Better put some ice on that.
Part of. There are various cultural and other things going on. There were similar barbarian incursions all thru out Roman history. They managed for at least 1000 years to manage the threat. The Eastern Empire did for just over an additional 1000 years afterward. Rome died in stages not in a massive Gotterdamerung.
Nope no cake, just lead.
Fortunately for the French, they care little about political correctness when it comes to profiling Middle Eastern terrorists.

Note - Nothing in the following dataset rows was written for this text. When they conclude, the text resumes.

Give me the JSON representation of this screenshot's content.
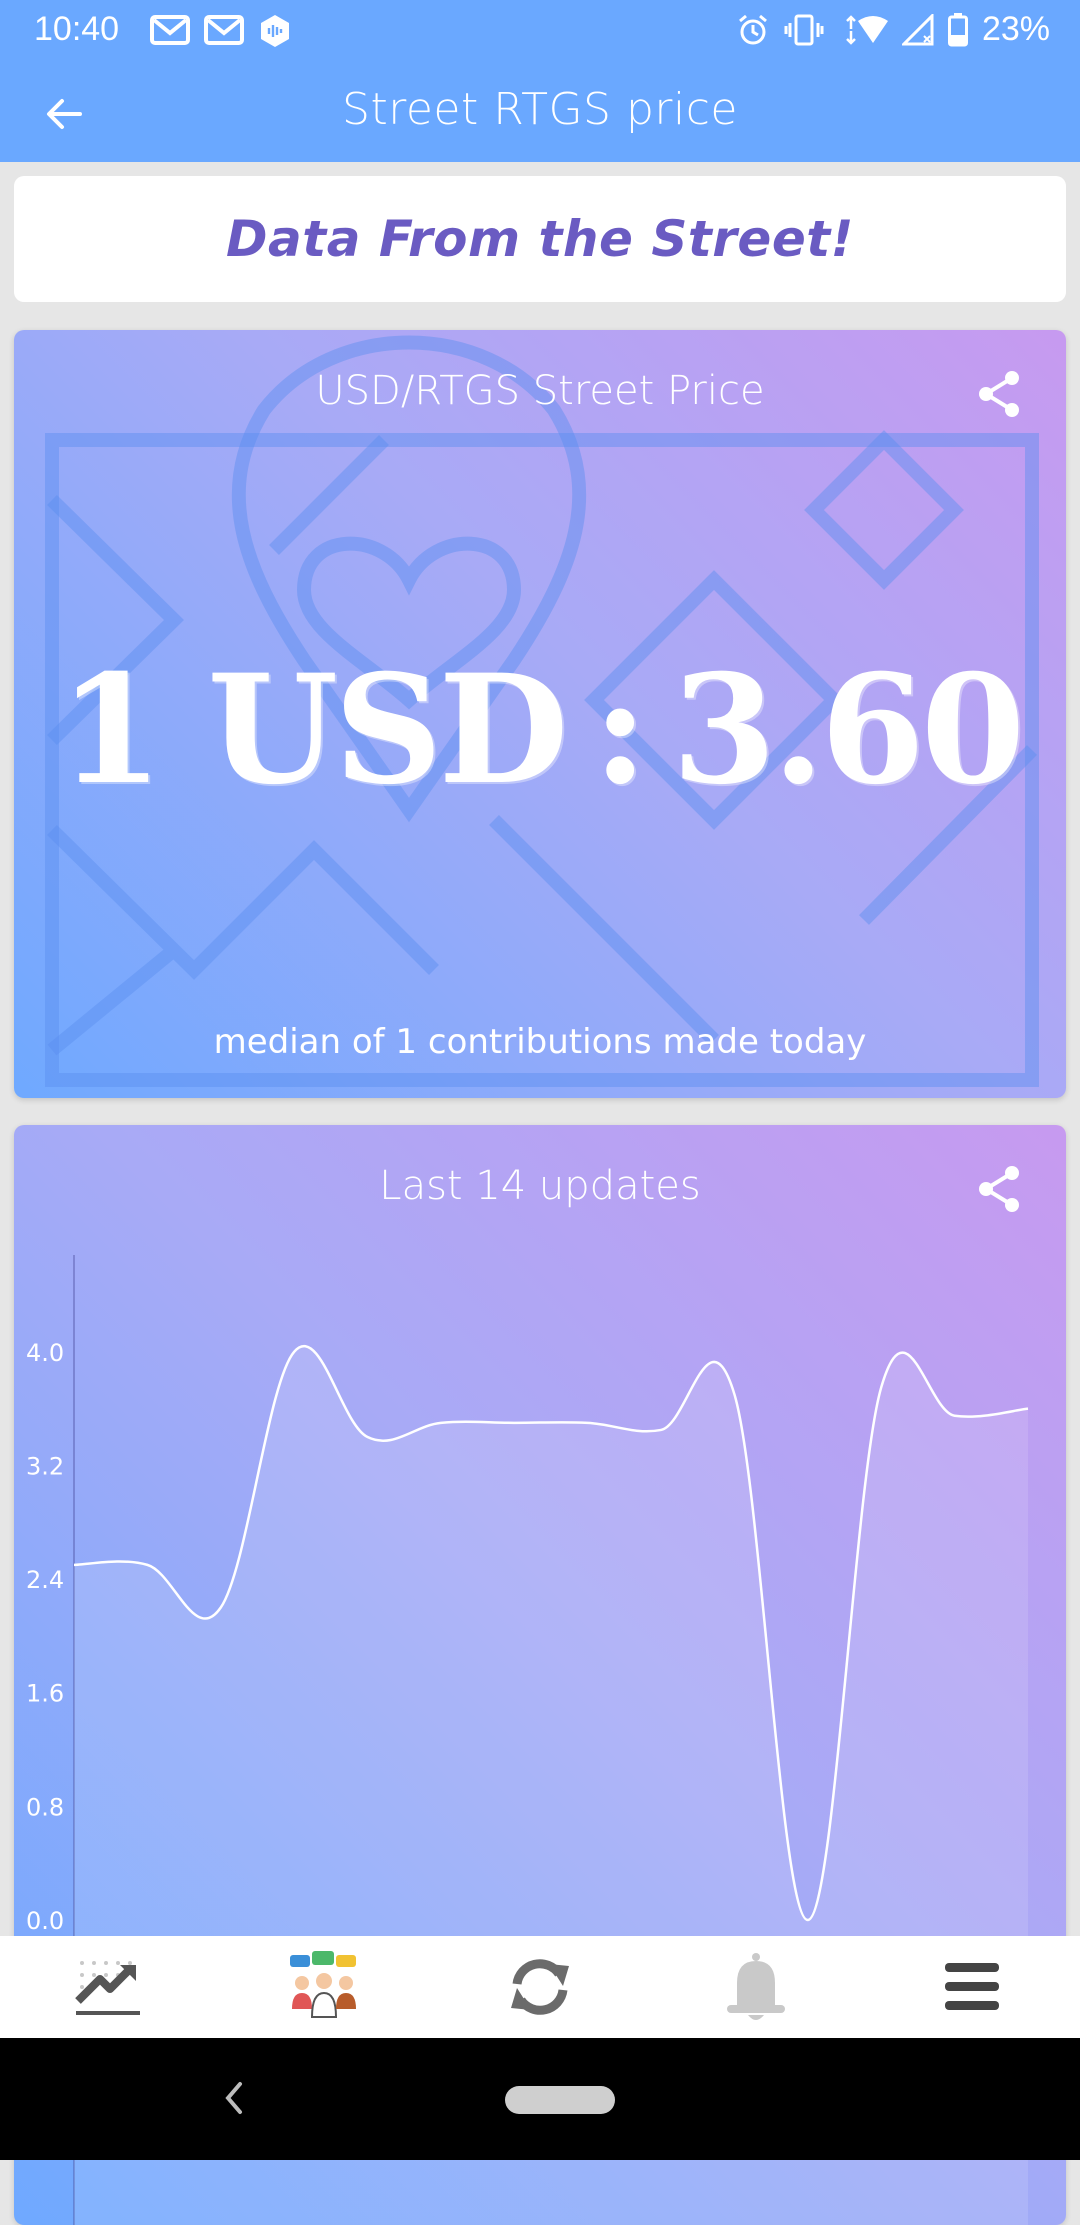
{
  "status_bar": {
    "time": "10:40",
    "battery": "23%",
    "left_icons": [
      "gmail-icon",
      "gmail-icon",
      "podcast-icon"
    ],
    "right_icons": [
      "alarm-icon",
      "vibrate-icon",
      "wifi-icon",
      "signal-icon",
      "battery-icon"
    ]
  },
  "app_bar": {
    "title": "Street RTGS price"
  },
  "banner": {
    "text": "Data From the Street!"
  },
  "price_card": {
    "title": "USD/RTGS Street Price",
    "base": "1 USD",
    "separator": ":",
    "rate": "3.60",
    "subtitle": "median of 1 contributions made today"
  },
  "chart_card": {
    "title": "Last 14 updates"
  },
  "chart_data": {
    "type": "line",
    "title": "Last 14 updates",
    "xlabel": "",
    "ylabel": "",
    "ylim": [
      0,
      4.4
    ],
    "yticks": [
      "4.0",
      "3.2",
      "2.4",
      "1.6",
      "0.8",
      "0.0"
    ],
    "grid": false,
    "x": [
      1,
      2,
      3,
      4,
      5,
      6,
      7,
      8,
      9,
      10,
      11,
      12,
      13,
      14
    ],
    "series": [
      {
        "values": [
          2.5,
          2.5,
          2.2,
          4.0,
          3.4,
          3.5,
          3.5,
          3.5,
          3.45,
          3.7,
          0.0,
          3.75,
          3.55,
          3.6
        ]
      }
    ],
    "line_color": "#ffffff"
  },
  "bottom_nav": {
    "items": [
      "trend-chart-icon",
      "community-chat-icon",
      "refresh-icon",
      "bell-icon",
      "menu-icon"
    ]
  },
  "colors": {
    "primary": "#6aa8ff",
    "banner_text": "#6a5bc2",
    "card_gradient_start": "#6fa9ff",
    "card_gradient_end": "#c79af0"
  }
}
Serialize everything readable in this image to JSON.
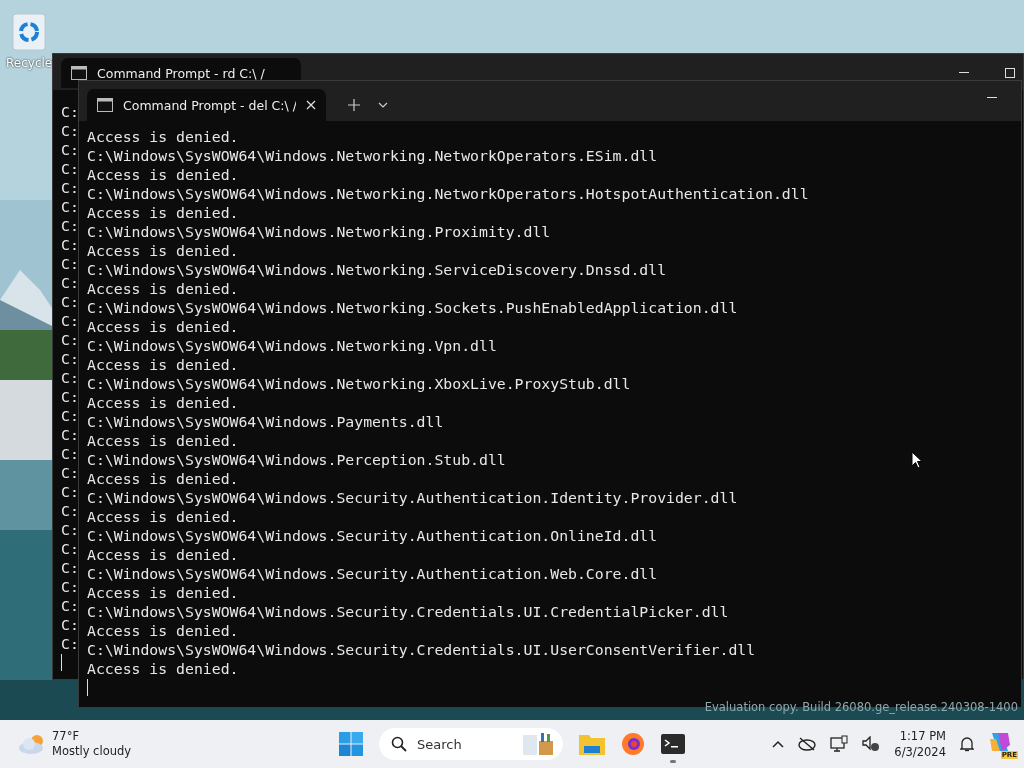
{
  "desktop_icons": [
    {
      "label": "Recycle"
    }
  ],
  "back_window": {
    "tab_title": "Command Prompt - rd  C:\\ /",
    "lines": [
      "C:",
      "C:",
      "C:",
      "C:",
      "C:",
      "C:",
      "C:",
      "C:",
      "C:",
      "C:",
      "C:",
      "C:",
      "C:",
      "C:",
      "C:",
      "C:",
      "C:",
      "C:",
      "C:",
      "C:",
      "C:",
      "C:",
      "C:",
      "C:",
      "C:",
      "C:",
      "C:",
      "C:",
      "C:"
    ]
  },
  "front_window": {
    "tab_title": "Command Prompt - del  C:\\ /",
    "lines": [
      "Access is denied.",
      "C:\\Windows\\SysWOW64\\Windows.Networking.NetworkOperators.ESim.dll",
      "Access is denied.",
      "C:\\Windows\\SysWOW64\\Windows.Networking.NetworkOperators.HotspotAuthentication.dll",
      "Access is denied.",
      "C:\\Windows\\SysWOW64\\Windows.Networking.Proximity.dll",
      "Access is denied.",
      "C:\\Windows\\SysWOW64\\Windows.Networking.ServiceDiscovery.Dnssd.dll",
      "Access is denied.",
      "C:\\Windows\\SysWOW64\\Windows.Networking.Sockets.PushEnabledApplication.dll",
      "Access is denied.",
      "C:\\Windows\\SysWOW64\\Windows.Networking.Vpn.dll",
      "Access is denied.",
      "C:\\Windows\\SysWOW64\\Windows.Networking.XboxLive.ProxyStub.dll",
      "Access is denied.",
      "C:\\Windows\\SysWOW64\\Windows.Payments.dll",
      "Access is denied.",
      "C:\\Windows\\SysWOW64\\Windows.Perception.Stub.dll",
      "Access is denied.",
      "C:\\Windows\\SysWOW64\\Windows.Security.Authentication.Identity.Provider.dll",
      "Access is denied.",
      "C:\\Windows\\SysWOW64\\Windows.Security.Authentication.OnlineId.dll",
      "Access is denied.",
      "C:\\Windows\\SysWOW64\\Windows.Security.Authentication.Web.Core.dll",
      "Access is denied.",
      "C:\\Windows\\SysWOW64\\Windows.Security.Credentials.UI.CredentialPicker.dll",
      "Access is denied.",
      "C:\\Windows\\SysWOW64\\Windows.Security.Credentials.UI.UserConsentVerifier.dll",
      "Access is denied."
    ]
  },
  "build_info": "Evaluation copy. Build 26080.ge_release.240308-1400",
  "taskbar": {
    "weather": {
      "temperature": "77°F",
      "condition": "Mostly cloudy"
    },
    "search": {
      "placeholder": "Search"
    },
    "clock": {
      "time": "1:17 PM",
      "date": "6/3/2024"
    },
    "copilot_badge": "PRE"
  }
}
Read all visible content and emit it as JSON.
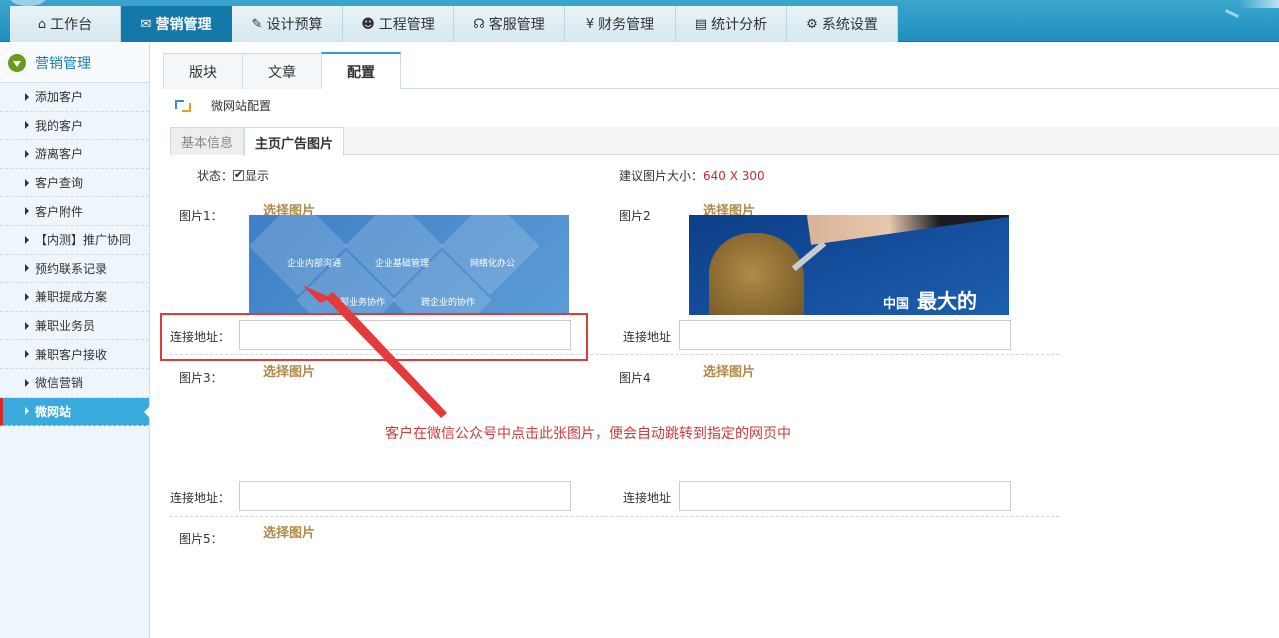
{
  "top_nav": {
    "tabs": [
      {
        "icon": "home-icon",
        "glyph": "⌂",
        "label": "工作台"
      },
      {
        "icon": "chat-icon",
        "glyph": "✉",
        "label": "营销管理"
      },
      {
        "icon": "edit-icon",
        "glyph": "✎",
        "label": "设计预算"
      },
      {
        "icon": "users-icon",
        "glyph": "☻",
        "label": "工程管理"
      },
      {
        "icon": "headset-icon",
        "glyph": "☊",
        "label": "客服管理"
      },
      {
        "icon": "yen-icon",
        "glyph": "¥",
        "label": "财务管理"
      },
      {
        "icon": "chart-icon",
        "glyph": "▤",
        "label": "统计分析"
      },
      {
        "icon": "gear-icon",
        "glyph": "⚙",
        "label": "系统设置"
      }
    ],
    "active_index": 1
  },
  "sidebar": {
    "title": "营销管理",
    "items": [
      {
        "label": "添加客户"
      },
      {
        "label": "我的客户"
      },
      {
        "label": "游离客户"
      },
      {
        "label": "客户查询"
      },
      {
        "label": "客户附件"
      },
      {
        "label": "【内测】推广协同"
      },
      {
        "label": "预约联系记录"
      },
      {
        "label": "兼职提成方案"
      },
      {
        "label": "兼职业务员"
      },
      {
        "label": "兼职客户接收"
      },
      {
        "label": "微信营销"
      },
      {
        "label": "微网站"
      }
    ],
    "active_label": "微网站"
  },
  "tabs": {
    "items": [
      "版块",
      "文章",
      "配置"
    ],
    "active": "配置"
  },
  "breadcrumb": {
    "text": "微网站配置"
  },
  "subtabs": {
    "items": [
      "基本信息",
      "主页广告图片"
    ],
    "active": "主页广告图片"
  },
  "form": {
    "status_label": "状态：",
    "status_checkbox_label": "显示",
    "status_checked": true,
    "size_hint_label": "建议图片大小：",
    "size_hint_value": "640 X 300",
    "pick_label": "选择图片",
    "pictures": [
      {
        "label": "图片1："
      },
      {
        "label": "图片2"
      },
      {
        "label": "图片3："
      },
      {
        "label": "图片4"
      },
      {
        "label": "图片5："
      }
    ],
    "url_label_left": "连接地址：",
    "url_label_right": "连接地址",
    "url_values": [
      "",
      "",
      "",
      ""
    ]
  },
  "banner1": {
    "captions": [
      "企业内部沟通",
      "企业基础管理",
      "网络化办公",
      "内部业务协作",
      "跨企业的协作"
    ]
  },
  "banner2": {
    "small_text": "中国",
    "big_text": "最大的"
  },
  "annotation": {
    "text": "客户在微信公众号中点击此张图片，便会自动跳转到指定的网页中",
    "color": "#d13a3a"
  }
}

The BBC posts an odd story, seemingly written in code. Two boys, it seems, ran away from police in a Paris suburb, climbed onto an electrical [power?] station, and died. So local residents rioted, attacked firfighters sent to rescue the boys, and demonstrated. For two days running.
The first key to breaking the code is to examine the pictures which accompany the article. The local residents seem to be wearing Islamic head garb. And appear somewhat darker than most French people. Variants of the words Islam or Muslim of course never appear.
The second key to breaking the code requires some minimal knowledge of contemporary France: specifically who lives in many of the suburbs [Muslim immigrants], and who is the national official involved [Interior Minister Nokolas Sarkozy a conservative, and likely the next President of France, therefore a BBC enemy].
Life was simpler when news agencies simply reported the news, rather than encoded it.